Brian Lehrer: A Noble Draw

Brian: All this whining by baseball fans over the all star game tie. Why not accept the fact that the best players from the american and national leagues played a highly entertaining game for 3 and a half hours, played two overtime innings, used up all their people, and played each other to an honorable draw? japanese baseball has ties. after 12 or 15 innings, depending on the league, they bow and go home. Does someone have to win and lose an all-star game, which doesn t even count? It was an honorable draw between one best and the other best.

And it s not just baseball where the spectators cheer for blood. Take the rudy donna divorce settlement. They negotiated mutually acceptable terms, like parties to a divorce usually do. But the daily news headline thursday was, of course, Guess Who Won? What s wrong with acknowledging that it was an honorable draw between two very proud, very rich, very angry, very vengeful - well, never mind, it was a draw.
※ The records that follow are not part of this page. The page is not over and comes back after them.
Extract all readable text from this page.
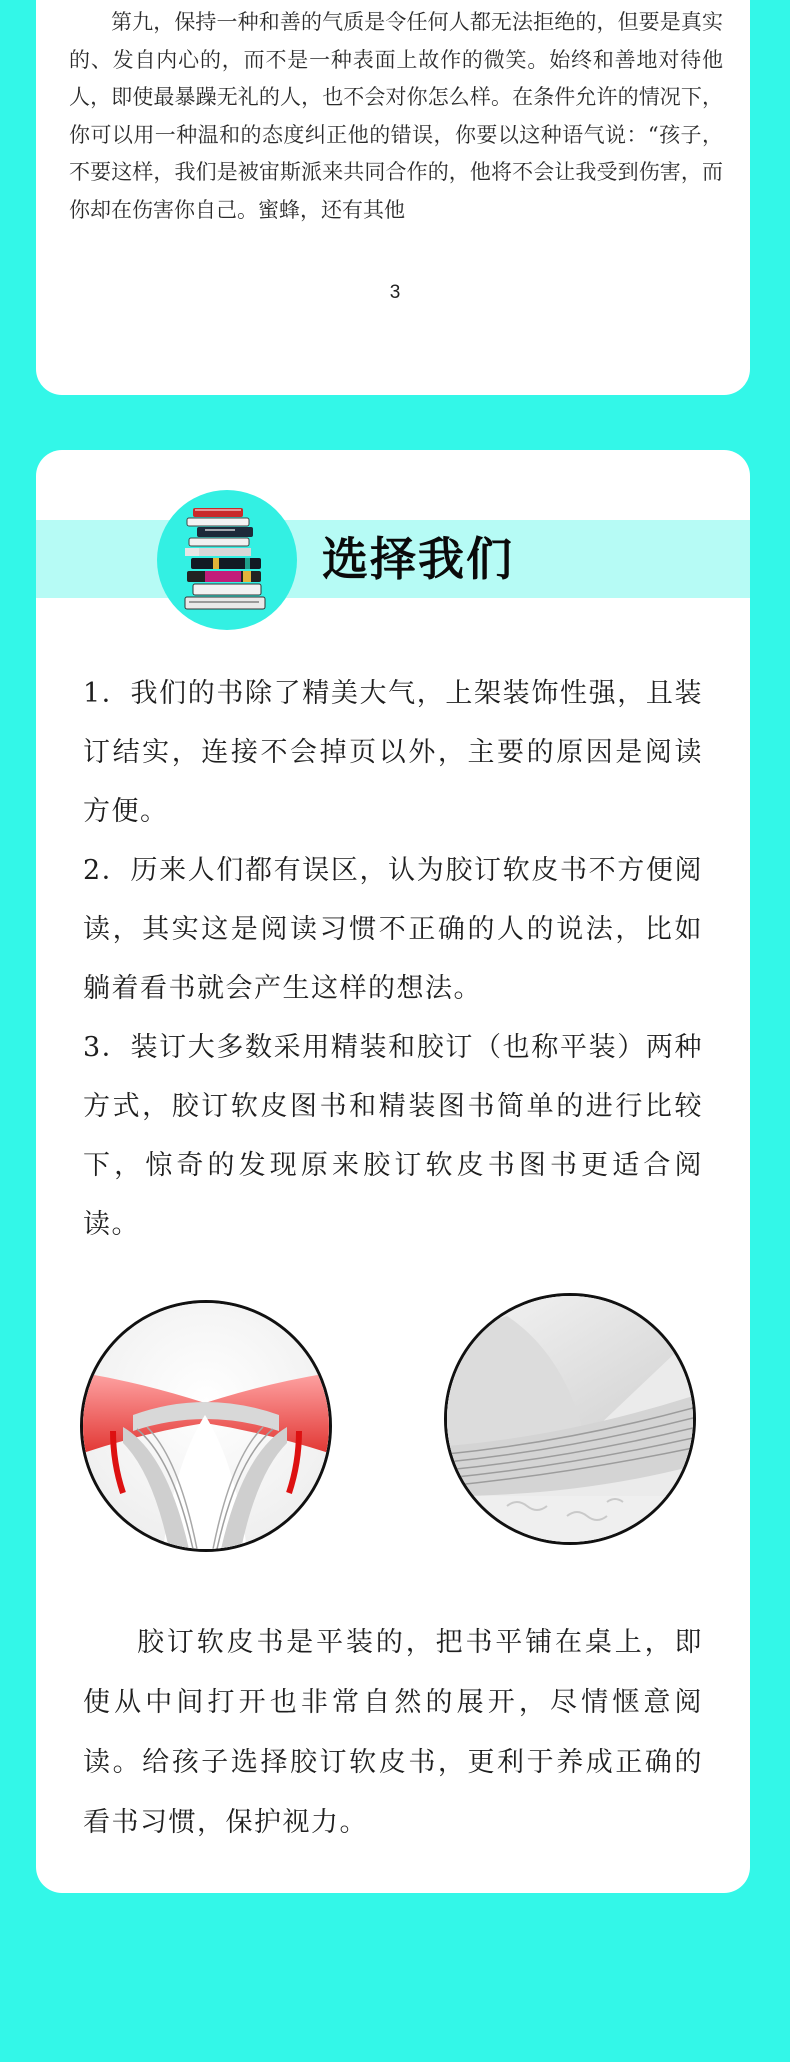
第九，保持一种和善的气质是令任何人都无法拒绝的，但要是真实的、发自内心的，而不是一种表面上故作的微笑。始终和善地对待他人，即使最暴躁无礼的人，也不会对你怎么样。在条件允许的情况下，你可以用一种温和的态度纠正他的错误，你要以这种语气说：“孩子，不要这样，我们是被宙斯派来共同合作的，他将不会让我受到伤害，而你却在伤害你自己。蜜蜂，还有其他

3
选择我们
1．我们的书除了精美大气，上架装饰性强，且装订结实，连接不会掉页以外，主要的原因是阅读方便。
2．历来人们都有误区，认为胶订软皮书不方便阅读，其实这是阅读习惯不正确的人的说法，比如躺着看书就会产生这样的想法。
3．装订大多数采用精装和胶订（也称平装）两种方式，胶订软皮图书和精装图书简单的进行比较下，惊奇的发现原来胶订软皮书图书更适合阅读。

胶订软皮书是平装的，把书平铺在桌上，即使从中间打开也非常自然的展开，尽情惬意阅读。给孩子选择胶订软皮书，更利于养成正确的看书习惯，保护视力。
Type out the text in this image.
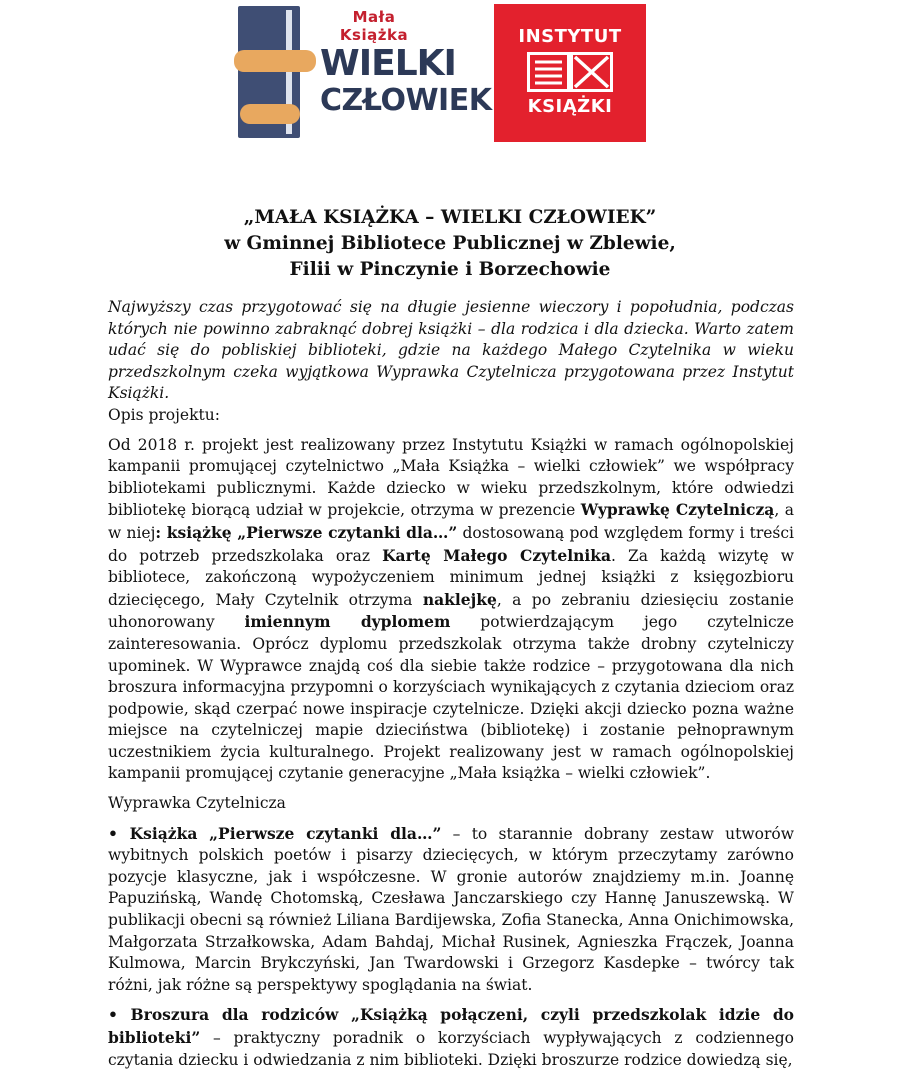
Mała Książka
WIELKI
CZŁOWIEK
INSTYTUT
KSIĄŻKI
„MAŁA KSIĄŻKA – WIELKI CZŁOWIEK”
w Gminnej Bibliotece Publicznej w Zblewie,
Filii w Pinczynie i Borzechowie

Najwyższy czas przygotować się na długie jesienne wieczory i popołudnia, podczas których nie powinno zabraknąć dobrej książki – dla rodzica i dla dziecka. Warto zatem udać się do pobliskiej biblioteki, gdzie na każdego Małego Czytelnika w wieku przedszkolnym czeka wyjątkowa Wyprawka Czytelnicza przygotowana przez Instytut Książki.

Opis projektu:

Od 2018 r. projekt jest realizowany przez Instytutu Książki w ramach ogólnopolskiej kampanii promującej czytelnictwo „Mała Książka – wielki człowiek” we współpracy bibliotekami publicznymi. Każde dziecko w wieku przedszkolnym, które odwiedzi bibliotekę biorącą udział w projekcie, otrzyma w prezencie Wyprawkę Czytelniczą, a w niej: książkę „Pierwsze czytanki dla…” dostosowaną pod względem formy i treści do potrzeb przedszkolaka oraz Kartę Małego Czytelnika. Za każdą wizytę w bibliotece, zakończoną wypożyczeniem minimum jednej książki z księgozbioru dziecięcego, Mały Czytelnik otrzyma naklejkę, a po zebraniu dziesięciu zostanie uhonorowany imiennym dyplomem potwierdzającym jego czytelnicze zainteresowania. Oprócz dyplomu przedszkolak otrzyma także drobny czytelniczy upominek. W Wyprawce znajdą coś dla siebie także rodzice – przygotowana dla nich broszura informacyjna przypomni o korzyściach wynikających z czytania dzieciom oraz podpowie, skąd czerpać nowe inspiracje czytelnicze. Dzięki akcji dziecko pozna ważne miejsce na czytelniczej mapie dzieciństwa (bibliotekę) i zostanie pełnoprawnym uczestnikiem życia kulturalnego. Projekt realizowany jest w ramach ogólnopolskiej kampanii promującej czytanie generacyjne „Mała książka – wielki człowiek”.

Wyprawka Czytelnicza

• Książka „Pierwsze czytanki dla…” – to starannie dobrany zestaw utworów wybitnych polskich poetów i pisarzy dziecięcych, w którym przeczytamy zarówno pozycje klasyczne, jak i współczesne. W gronie autorów znajdziemy m.in. Joannę Papuzińską, Wandę Chotomską, Czesława Janczarskiego czy Hannę Januszewską. W publikacji obecni są również Liliana Bardijewska, Zofia Stanecka, Anna Onichimowska, Małgorzata Strzałkowska, Adam Bahdaj, Michał Rusinek, Agnieszka Frączek, Joanna Kulmowa, Marcin Brykczyński, Jan Twardowski i Grzegorz Kasdepke – twórcy tak różni, jak różne są perspektywy spoglądania na świat.

• Broszura dla rodziców „Książką połączeni, czyli przedszkolak idzie do biblioteki” – praktyczny poradnik o korzyściach wypływających z codziennego czytania dziecku i odwiedzania z nim biblioteki. Dzięki broszurze rodzice dowiedzą się,
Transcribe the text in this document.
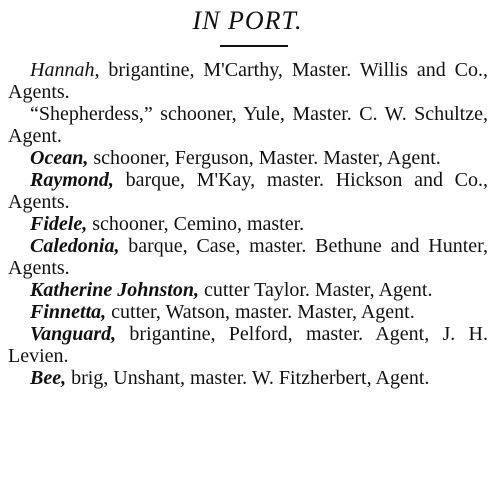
IN PORT.

Hannah, brigantine, M'Carthy, Master. Willis and Co., Agents.

“Shepherdess,” schooner, Yule, Master. C. W. Schultze, Agent.

Ocean, schooner, Ferguson, Master. Master, Agent.

Raymond, barque, M'Kay, master. Hickson and Co., Agents.

Fidele, schooner, Cemino, master.

Caledonia, barque, Case, master. Bethune and Hunter, Agents.

Katherine Johnston, cutter Taylor. Master, Agent.

Finnetta, cutter, Watson, master. Master, Agent.

Vanguard, brigantine, Pelford, master. Agent, J. H. Levien.

Bee, brig, Unshant, master. W. Fitzherbert, Agent.
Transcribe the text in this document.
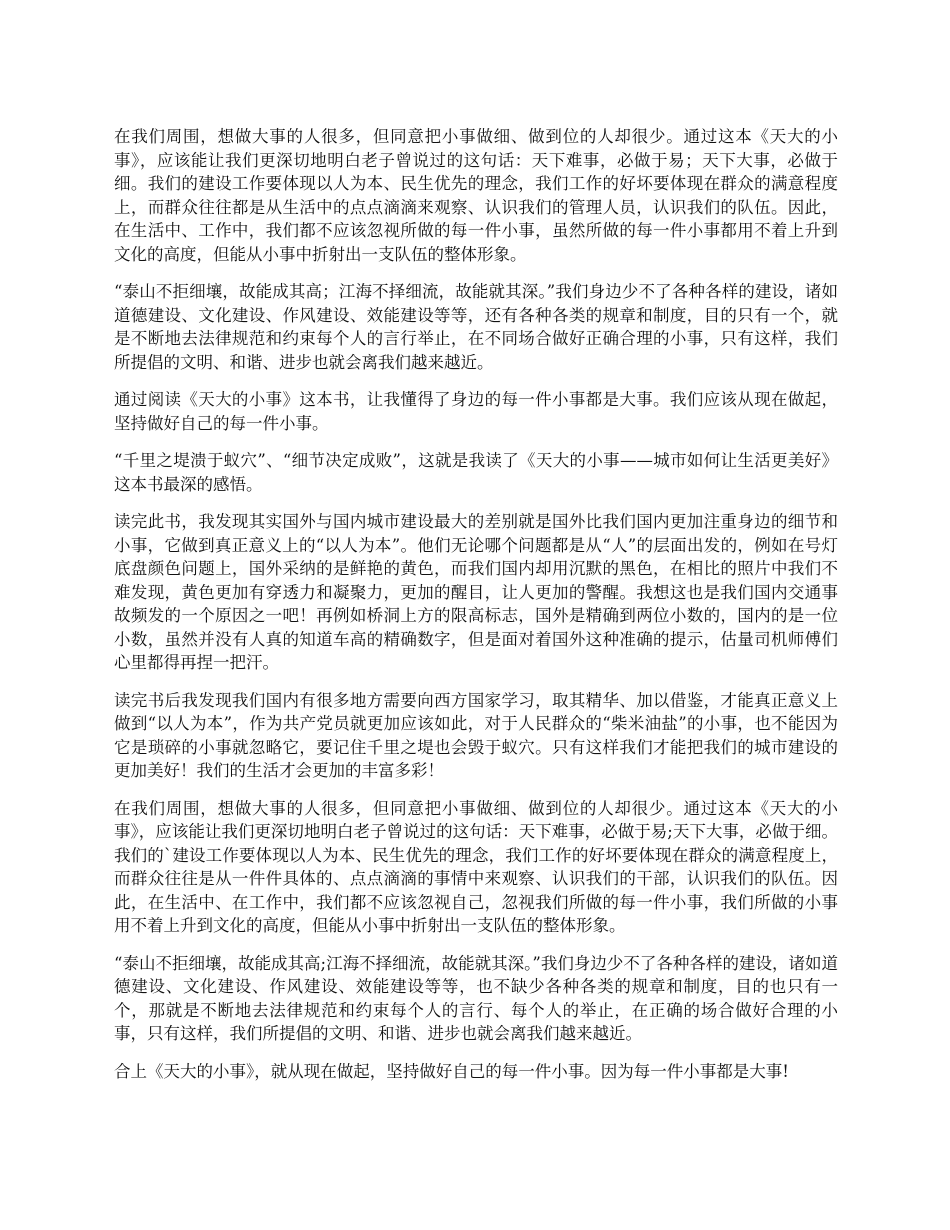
在我们周围，想做大事的人很多，但同意把小事做细、做到位的人却很少。通过这本《天大的小事》，应该能让我们更深切地明白老子曾说过的这句话：天下难事，必做于易；天下大事，必做于细。我们的建设工作要体现以人为本、民生优先的理念，我们工作的好坏要体现在群众的满意程度上，而群众往往都是从生活中的点点滴滴来观察、认识我们的管理人员，认识我们的队伍。因此，在生活中、工作中，我们都不应该忽视所做的每一件小事，虽然所做的每一件小事都用不着上升到文化的高度，但能从小事中折射出一支队伍的整体形象。

“泰山不拒细壤，故能成其高；江海不择细流，故能就其深。”我们身边少不了各种各样的建设，诸如道德建设、文化建设、作风建设、效能建设等等，还有各种各类的规章和制度，目的只有一个，就是不断地去法律规范和约束每个人的言行举止，在不同场合做好正确合理的小事，只有这样，我们所提倡的文明、和谐、进步也就会离我们越来越近。

通过阅读《天大的小事》这本书，让我懂得了身边的每一件小事都是大事。我们应该从现在做起，坚持做好自己的每一件小事。

“千里之堤溃于蚁穴”、“细节决定成败”，这就是我读了《天大的小事——城市如何让生活更美好》这本书最深的感悟。

读完此书，我发现其实国外与国内城市建设最大的差别就是国外比我们国内更加注重身边的细节和小事，它做到真正意义上的“以人为本”。他们无论哪个问题都是从“人”的层面出发的，例如在号灯底盘颜色问题上，国外采纳的是鲜艳的黄色，而我们国内却用沉默的黑色，在相比的照片中我们不难发现，黄色更加有穿透力和凝聚力，更加的醒目，让人更加的警醒。我想这也是我们国内交通事故频发的一个原因之一吧！再例如桥洞上方的限高标志，国外是精确到两位小数的，国内的是一位小数，虽然并没有人真的知道车高的精确数字，但是面对着国外这种准确的提示，估量司机师傅们心里都得再捏一把汗。

读完书后我发现我们国内有很多地方需要向西方国家学习，取其精华、加以借鉴，才能真正意义上做到“以人为本”，作为共产党员就更加应该如此，对于人民群众的“柴米油盐”的小事，也不能因为它是琐碎的小事就忽略它，要记住千里之堤也会毁于蚁穴。只有这样我们才能把我们的城市建设的更加美好！我们的生活才会更加的丰富多彩！

在我们周围，想做大事的人很多，但同意把小事做细、做到位的人却很少。通过这本《天大的小事》，应该能让我们更深切地明白老子曾说过的这句话：天下难事，必做于易;天下大事，必做于细。我们的`建设工作要体现以人为本、民生优先的理念，我们工作的好坏要体现在群众的满意程度上，而群众往往是从一件件具体的、点点滴滴的事情中来观察、认识我们的干部，认识我们的队伍。因此，在生活中、在工作中，我们都不应该忽视自己，忽视我们所做的每一件小事，我们所做的小事用不着上升到文化的高度，但能从小事中折射出一支队伍的整体形象。

“泰山不拒细壤，故能成其高;江海不择细流，故能就其深。”我们身边少不了各种各样的建设，诸如道德建设、文化建设、作风建设、效能建设等等，也不缺少各种各类的规章和制度，目的也只有一个，那就是不断地去法律规范和约束每个人的言行、每个人的举止，在正确的场合做好合理的小事，只有这样，我们所提倡的文明、和谐、进步也就会离我们越来越近。

合上《天大的小事》，就从现在做起，坚持做好自己的每一件小事。因为每一件小事都是大事!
There is even, dare I say it, bush versus gore. After the presidential election ended in a statistical dead heat, I thought instead of suing each other all the way to the supreme court, they could have shaken hands and tossed a coin. Or agreed to each be president for two years. But no. someone has to win, even if the real result is a tie.

But why?

as a kid, like a lot of kids, I used to watch professional wrestling. The script was always good guy wrestler versus bad guy wrestler. The whole tv audience was manipulated into rooting for the designated good guy, as if it was a morality play, not a pseudo sports event. But one night, they had two good guys wrestling each other. i don't remember their names. But the match ended in a draw. Unusual script. refreshing. As a morality play, it was uplifting. Both adversaries could be good guys, show off their skills, and in a battle of equals, no one had to win.

Now maybe this is going too far, but perhaps if honor wasn t so tied to victory, we could also save lives. The new york times reported last month that the war in afghanistan may actually have left al queada more of a threat to the united states than it was before, by scattering it to more nations. I m not yet convinced that s true, but if it is, did our government rush into a counterproductive war against a weak nation, in part because the american psyche needed a quick victory after sept. 11th? It s at least worth asking.

I ve long since stopped watching wrestling, but I suspect there was never another good guy tie. The ratings for that match were probably too low. Not enough passion to conquer to keep viewers involved, and god forbid, no one to hate. So don t look for a tv series based on the life of a worker in conflict resolution anytime soon. And while our national pastime is perfectly willing to keep us in suspense over whether there'll be a strike this summer and whether they'll allow the integrity of the game to be destroyed by steroids, don't worry. The commissioner has already promised us: no more ties in baseball.